Shortlived fad of the early Eighties, born of the Carter/Reagan recession. The idea was that since a good deal of the price of a can of, say, corn, went into producing several sizes of canned corn at different price points, attractive packaging, advertising for the brand, and so forth, that it would be far more efficient to skip the whole process and simply market the product with a plain white label, in a popular size and standard quality. These products would never be advertised in the grocery store's flyers, and so wouldn't artificially fluctuate in price, either, but be continuously kept in stock in a special aisle and at a significantly lower price than any other brand, even store brands, as a semi-charitable act towards food stamp recipients and other low-income groups. (Once inside the store, lured from their inner-city homes into the suburbs, it was reasoned they might buy non-generics as well.)
So it was that most major grocery chains of the day had a somewhat ghostly-looking section full of cans, boxes, and other faux-USDA surplus minimalistic packaging reading simply CORN, PEAS, CARROTS, and other staple foods and supplies (some stores had generic RUBBER BANDS, PIPE TOBACCO, and RAMEN NOODLES -- in various flavors -- as well), all bearing some version of the disclaimer that whatever was in the can was "of acceptable quality", as if to faintly stigmatize the buyer for having to settle for such bottom-feeding. (After all, they were still in the business of selling nationally advertised brands of corn, as well as their own store brand, of course, and the implication was that anyone who was anyone wouldn't be caught dead buying anything cheaper.)

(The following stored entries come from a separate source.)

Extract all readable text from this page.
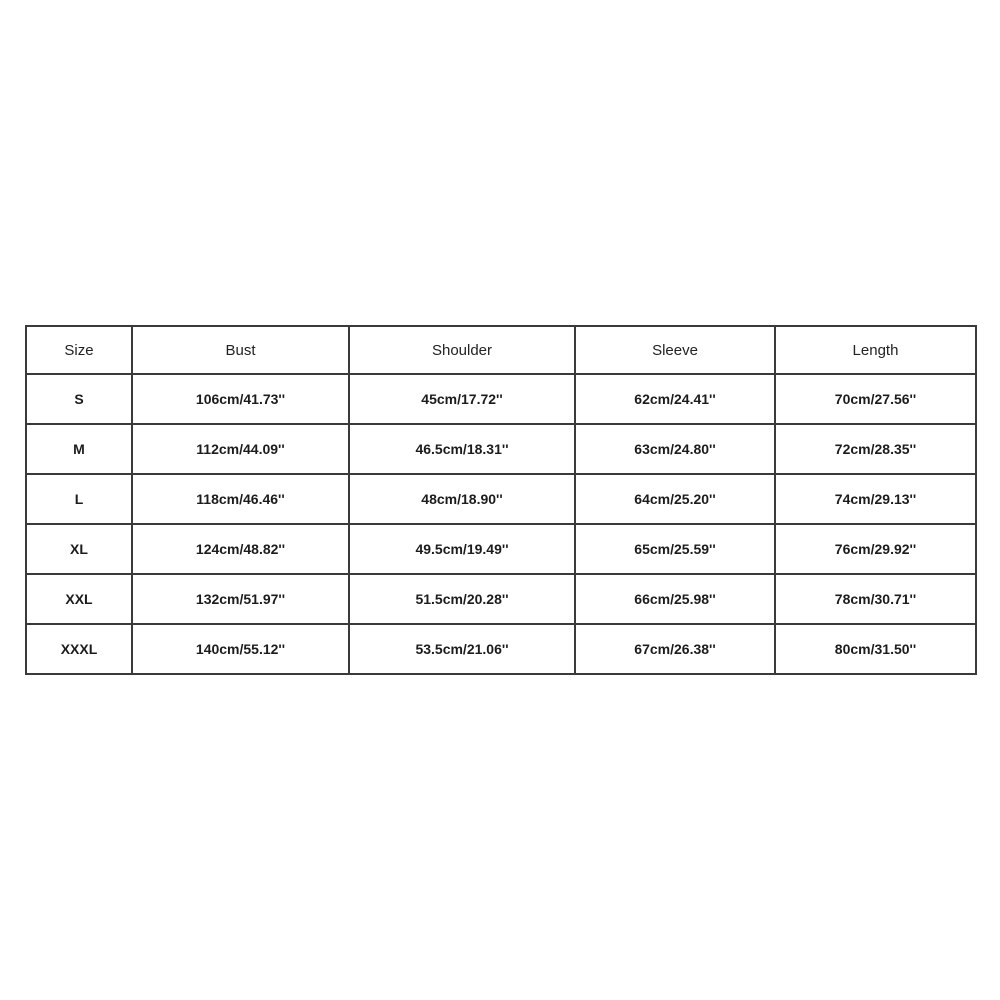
Size	Bust	Shoulder	Sleeve	Length
S	106cm/41.73''	45cm/17.72''	62cm/24.41''	70cm/27.56''
M	112cm/44.09''	46.5cm/18.31''	63cm/24.80''	72cm/28.35''
L	118cm/46.46''	48cm/18.90''	64cm/25.20''	74cm/29.13''
XL	124cm/48.82''	49.5cm/19.49''	65cm/25.59''	76cm/29.92''
XXL	132cm/51.97''	51.5cm/20.28''	66cm/25.98''	78cm/30.71''
XXXL	140cm/55.12''	53.5cm/21.06''	67cm/26.38''	80cm/31.50''
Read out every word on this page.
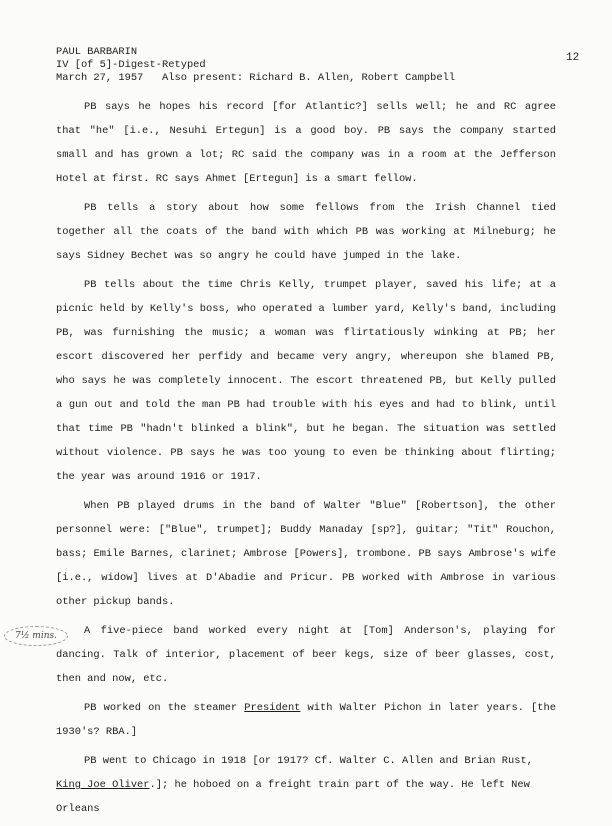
PAUL BARBARIN
IV [of 5]-Digest-Retyped
March 27, 1957   Also present: Richard B. Allen, Robert Campbell
12
7½ mins.

PB says he hopes his record [for Atlantic?] sells well; he and RC agree that "he" [i.e., Nesuhi Ertegun] is a good boy. PB says the company started small and has grown a lot; RC said the company was in a room at the Jefferson Hotel at first. RC says Ahmet [Ertegun] is a smart fellow.

PB tells a story about how some fellows from the Irish Channel tied together all the coats of the band with which PB was working at Milneburg; he says Sidney Bechet was so angry he could have jumped in the lake.

PB tells about the time Chris Kelly, trumpet player, saved his life; at a picnic held by Kelly's boss, who operated a lumber yard, Kelly's band, including PB, was furnishing the music; a woman was flirtatiously winking at PB; her escort discovered her perfidy and became very angry, whereupon she blamed PB, who says he was completely innocent. The escort threatened PB, but Kelly pulled a gun out and told the man PB had trouble with his eyes and had to blink, until that time PB "hadn't blinked a blink", but he began. The situation was settled without violence. PB says he was too young to even be thinking about flirting; the year was around 1916 or 1917.

When PB played drums in the band of Walter "Blue" [Robertson], the other personnel were: ["Blue", trumpet]; Buddy Manaday [sp?], guitar; "Tit" Rouchon, bass; Emile Barnes, clarinet; Ambrose [Powers], trombone. PB says Ambrose's wife [i.e., widow] lives at D'Abadie and Pricur. PB worked with Ambrose in various other pickup bands.

A five-piece band worked every night at [Tom] Anderson's, playing for dancing. Talk of interior, placement of beer kegs, size of beer glasses, cost, then and now, etc.

PB worked on the steamer President with Walter Pichon in later years. [the 1930's? RBA.]

PB went to Chicago in 1918 [or 1917? Cf. Walter C. Allen and Brian Rust, King Joe Oliver.]; he hoboed on a freight train part of the way. He left New Orleans
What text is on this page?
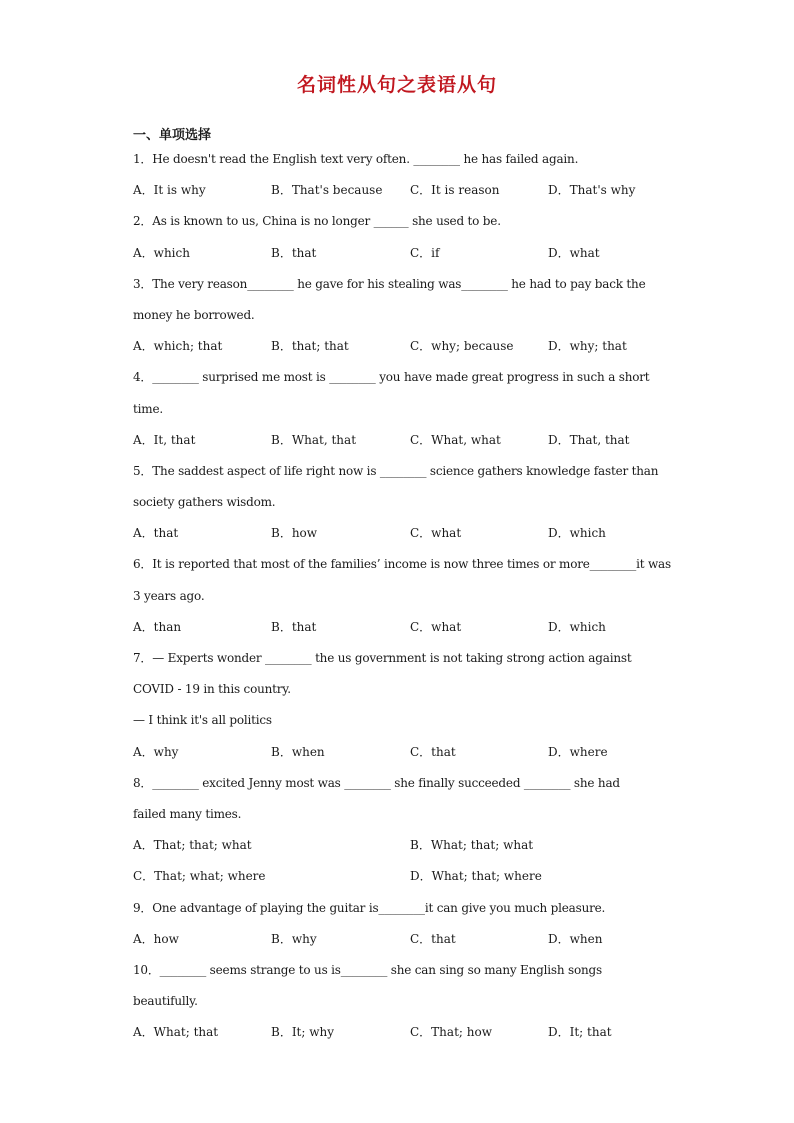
名词性从句之表语从句
一、单项选择
1．He doesn't read the English text very often. ________ he has failed again.
A．It is why	B．That's because C．It is reason	D．That's why
2．As is known to us, China is no longer ______ she used to be.
A．which	B．that	C．if	D．what
3．The very reason________ he gave for his stealing was________ he had to pay back the
money he borrowed.
A．which; that	B．that; that	C．why; because	D．why; that
4．________ surprised me most is ________ you have made great progress in such a short
time.
A．It, that	B．What, that	C．What, what	D．That, that
5．The saddest aspect of life right now is ________ science gathers knowledge faster than
society gathers wisdom.
A．that	B．how	C．what	D．which
6．It is reported that most of the families’ income is now three times or more________it was
3 years ago.
A．than	B．that	C．what	D．which
7．— Experts wonder ________ the us government is not taking strong action against
COVID - 19 in this country.
— I think it's all politics
A．why	B．when	C．that	D．where
8．________ excited Jenny most was ________ she finally succeeded ________ she had
failed many times.
A．That; that; what	B．What; that; what
C．That; what; where	D．What; that; where
9．One advantage of playing the guitar is________it can give you much pleasure.
A．how	B．why	C．that	D．when
10．________ seems strange to us is________ she can sing so many English songs
beautifully.
A．What; that	B．It; why	C．That; how	D．It; that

The whole idea, however noble though it might have been in conception, and crass in its execution, turned out to be nothing more than a total mess. No matter how unattractive generics were made to look on the outside, savvy shoppers weren't fooled: generics for a time had a great deal of inverse chic that went incredibly well with the sparsely decorated high-tech interiors fashionable in the day. (In the spirit of parody, someone wrote generic genre novels as well, marked WESTERN, ROMANCE, SCIENCE FICTION -- that were actually not bad, while generic greeting cards -- marked BIRTHDAY, and generic Halloween costumes -- a T-shirt with the familiar black-on-white lettering marked GHOST, WITCH and so forth, made the rounds of the trendier stationery stores.) Worse, the better-quality generics cut heavily into their "regular" and "store" brand sales and were routinely snapped up by shoppers of all socioeconomic levels, while the truly awful (I can remember some BEEF BOULLION cubes that reeked heavily of cheap garlic powder and had no discernable beef flavor whatsoever. My sources tell me horror stories about generic CIGARETTES and, especially, BEER, apparently such an inferior grade of suds as to be shunned even by teenage alcoholics...) languished for months past their sell-by date, doomed by the fact that no one, not even the most desperate, would buy them, thus cutting into valuable shelf space. While it was never explicitly stated, and a great deal of thought went into pretending otherwise, each chain had its own spin on the white label concept -- it was clear after a few months that what you were (usually) buying was a store brand, by another name. Gradually, generic lines were cut back to a few simple items, and folded back into regular stock, while the beef boullion and its like was whisked away into food pantry hell. At least one chain (Pathmark) that had invested heavily in this strategy went bankrupt.
By decade's end, the only trace of the fad was a running joke in the movie Repo Man.